The debate comes as official figures show a sharp rise in joblessness among 18 to 24-year-olds. With nearly one in six young people out of work, pressure is mounting from business groups who argue that rising labour costs are deterring employers from hiring inexperienced staff.
Under current rules, workers aged over 21 must be paid at least £12.21 an hour, while those aged 18 to 20 receive £10. Labour pledged in its election manifesto to remove these age bands and ensure adults of all ages receive the same rate before the next election.
According to the Office for National Statistics, youth unemployment stood at 16.1 per cent at the end of last year, the highest level since 2014. The overall unemployment rate rose to 5.2 per cent in the three months to December, up from 5.1 per cent in the previous period.
Rising Youth Unemployment Intensifies Pressure on Ministers
Figures released this week show that nearly one in six 18 to 24-year-olds are unemployed. According to the ONS, this marks the worst level of youth joblessness in more than a decade. The Resolution Foundation noted that youth unemployment in the UK is now higher than the EU average for the first time since records began in 2000.
Business groups have warned that recent increases in the National Minimum Wage are contributing to the problem. Since Labour took office, the minimum wage for workers over 21 has risen by 6.7 per cent, while the rate for 18 to 20-year-olds has increased by 16.3 per cent. From April, the younger rate will rise again by 8.5 per cent, compared with a 4 per cent increase for those over 21.
The Federation of Small Businesses found that 45 per cent of small firms employing 16 to 20-year-olds were recruiting fewer young workers as a result of the rate hikes. Tina McKenzie, the organisation’s policy chair, said that from April it will cost 26 per cent more to employ someone on the 18–20 rate than at the start of last year, meaning “the same wage bill that covered a team of five young people will soon only stretch to four”.

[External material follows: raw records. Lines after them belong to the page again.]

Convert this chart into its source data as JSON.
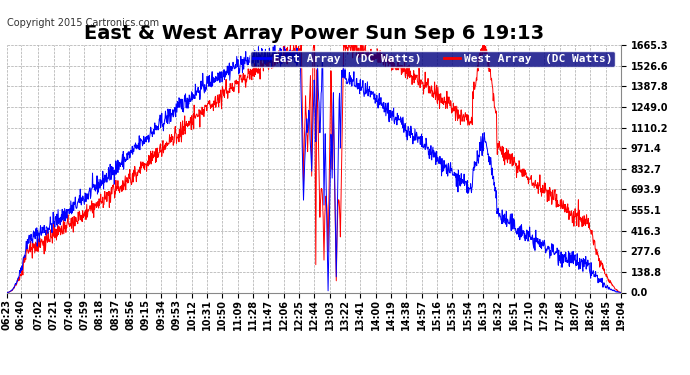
{
  "title": "East & West Array Power Sun Sep 6 19:13",
  "copyright": "Copyright 2015 Cartronics.com",
  "legend_east": "East Array  (DC Watts)",
  "legend_west": "West Array  (DC Watts)",
  "east_color": "#0000ff",
  "west_color": "#ff0000",
  "background_color": "#ffffff",
  "plot_bg_color": "#ffffff",
  "grid_color": "#aaaaaa",
  "yticks": [
    0.0,
    138.8,
    277.6,
    416.3,
    555.1,
    693.9,
    832.7,
    971.4,
    1110.2,
    1249.0,
    1387.8,
    1526.6,
    1665.3
  ],
  "ymax": 1665.3,
  "ymin": 0.0,
  "title_fontsize": 14,
  "tick_fontsize": 7,
  "legend_fontsize": 8,
  "copyright_fontsize": 7
}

Kate Nicholls, chair of UKHospitality, described the rising number of unemployed young people as “heartbreaking”, arguing that increased costs had reduced opportunities in sectors that traditionally offer first jobs.
Government Reviews Timing of Equal Pay Commitment
Ministers are now reviewing whether to proceed with the planned equalisation of minimum wage rates. According to The Times, options under consideration include extending the implementation timetable until after the next election or equalising rates only for those over 20.
A decision could come within months when the government sets its annual remit to the Low Pay Commission, which advises on future wage levels. Government sources told reporters that rising youth unemployment figures had strengthened the case for a rethink, noting there was “no point increasing minimum pay for young workers if they haven’t got jobs to go to”.
Alan Milburn, who is leading a government review into young people not in work, education or training, said he would “look at” the impact of wage rises. He told the Times that 45 per cent of 24-year-olds not in employment, education or training had never had a job, adding that employers often view taking on young people as a risk because they are unproven.
Pat McFadden, the work and pensions secretary, said there were 381,000 more people in work since the start of the year, though he acknowledged there was “more to do to get people into jobs”, pointing to a £1.5 billion drive to tackle youth unemployment and plans to expand apprenticeships.